The Year of Our Eastern Shore Vacation, Chapter Five

Part Five:  Fishing Sucks (re-edited from previous post)

Of course we did not get a nibble from a fish the two times we went out.    This is when I learned that there is no such thing as a pessimistic fisherman. 

We knew there were fish in there just waiting to feast on clam snouts.   But the shore is rocky and the tide was going out. We got tricked by that shoreline into thinking we had a fish, but in fact the rocks kept gobbling up the hooks and sinkers.  The hooked rocks made the rods feel like there was a GIGANTIC fish at the other end so we reeled them in as far as we could and the lines just got tighter and tighter and the rods bowed.  But we are still hopeful that this is the biggest fish anybody ever caught and we should just keep reeling it in.

My younger son is determined to catch a fish but his line is caught.  This boy is not giving up – he is GOING to get that line FREE.   He does not need any help.  We try to reason that even if he pulls the line free, we don’t have any more hooks or sinkers and the bait shop is closed.   But he fully intends to fish until the sun goes down.  His brother has already admitted defeat but is searching the grounds for hooks left behind by other intrepid vacationers.

My husband and I are tired of waiting because we have been calling for everyone to go now for about half an hour.  We know there is no chance in hell that line’s coming free, and we want to leave. 

So EVIL Mommy takes action.  I decide to end this game that my son is playing and cut the line so we can go home.  He hears my warning and sees me coming, knife in my hand and gleam in my eyes, and hanging on to that rod, he cries “NOOOOOO, DON’T DO IT!!!!” 

Snap! I cut the line.  The freed rod is tossed to the ground and my young son goes stomping away, throws his hat on the ground, and wails “I don’t want to ever hear the word FISHING again!!!”

Sensitive parents that we are, my husband and I laugh hysterically at his theatrics.  He remains furious at us for at least half an hour, slouched down in the back seat with his hat over his eyes and arms crossed against his chest.
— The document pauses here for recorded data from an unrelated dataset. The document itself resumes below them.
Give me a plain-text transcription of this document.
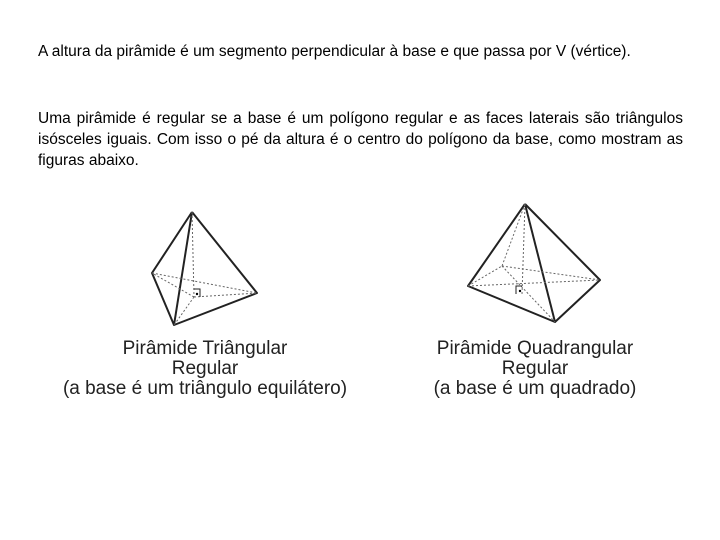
A altura da pirâmide é um segmento perpendicular à base e que passa por V (vértice).

Uma pirâmide é regular se a base é um polígono regular e as faces laterais são triângulos isósceles iguais. Com isso o pé da altura é o centro do polígono da base, como mostram as figuras abaixo.

Pirâmide Triângular
Regular
(a base é um triângulo equilátero)
Pirâmide Quadrangular
Regular
(a base é um quadrado)
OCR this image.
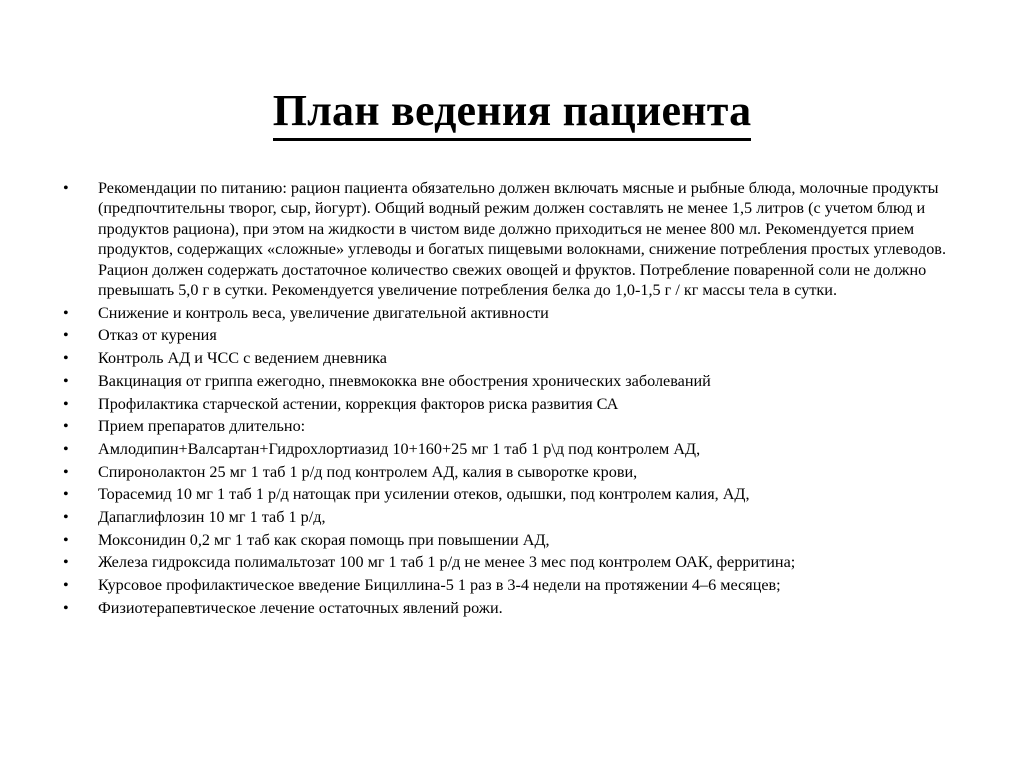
План ведения пациента
• Рекомендации по питанию: рацион пациента обязательно должен включать мясные и рыбные блюда, молочные продукты (предпочтительны творог, сыр, йогурт). Общий водный режим должен составлять не менее 1,5 литров (с учетом блюд и продуктов рациона), при этом на жидкости в чистом виде должно приходиться не менее 800 мл. Рекомендуется прием продуктов, содержащих «сложные» углеводы и богатых пищевыми волокнами, снижение потребления простых углеводов. Рацион должен содержать достаточное количество свежих овощей и фруктов. Потребление поваренной соли не должно превышать 5,0 г в сутки. Рекомендуется увеличение потребления белка до 1,0-1,5 г / кг массы тела в сутки.
• Снижение и контроль веса, увеличение двигательной активности
• Отказ от курения
• Контроль АД и ЧСС с ведением дневника
• Вакцинация от гриппа ежегодно, пневмококка вне обострения хронических заболеваний
• Профилактика старческой астении, коррекция факторов риска развития СА
• Прием препаратов длительно:
• Амлодипин+Валсартан+Гидрохлортиазид 10+160+25 мг 1 таб 1 р\д под контролем АД,
• Спиронолактон 25 мг 1 таб 1 р/д под контролем АД, калия в сыворотке крови,
• Торасемид 10 мг 1 таб 1 р/д натощак при усилении отеков, одышки, под контролем калия, АД,
• Дапаглифлозин 10 мг 1 таб 1 р/д,
• Моксонидин 0,2 мг 1 таб как скорая помощь при повышении АД,
• Железа гидроксида полимальтозат 100 мг 1 таб 1 р/д не менее 3 мес под контролем ОАК, ферритина;
• Курсовое профилактическое введение Бициллина-5 1 раз в 3-4 недели на протяжении 4–6 месяцев;
• Физиотерапевтическое лечение остаточных явлений рожи.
As you may have surmised, this was not our last fishing excursion.   He and his brother have gone through many rods and lines and hooks and sinkers, but have managed to catch and release more fish than I ever caught as a kid.    And I get the pleasure of watching them enjoy at least one common interest, which is one I shared with my dad decades ago.  And that IS pretty special, after all.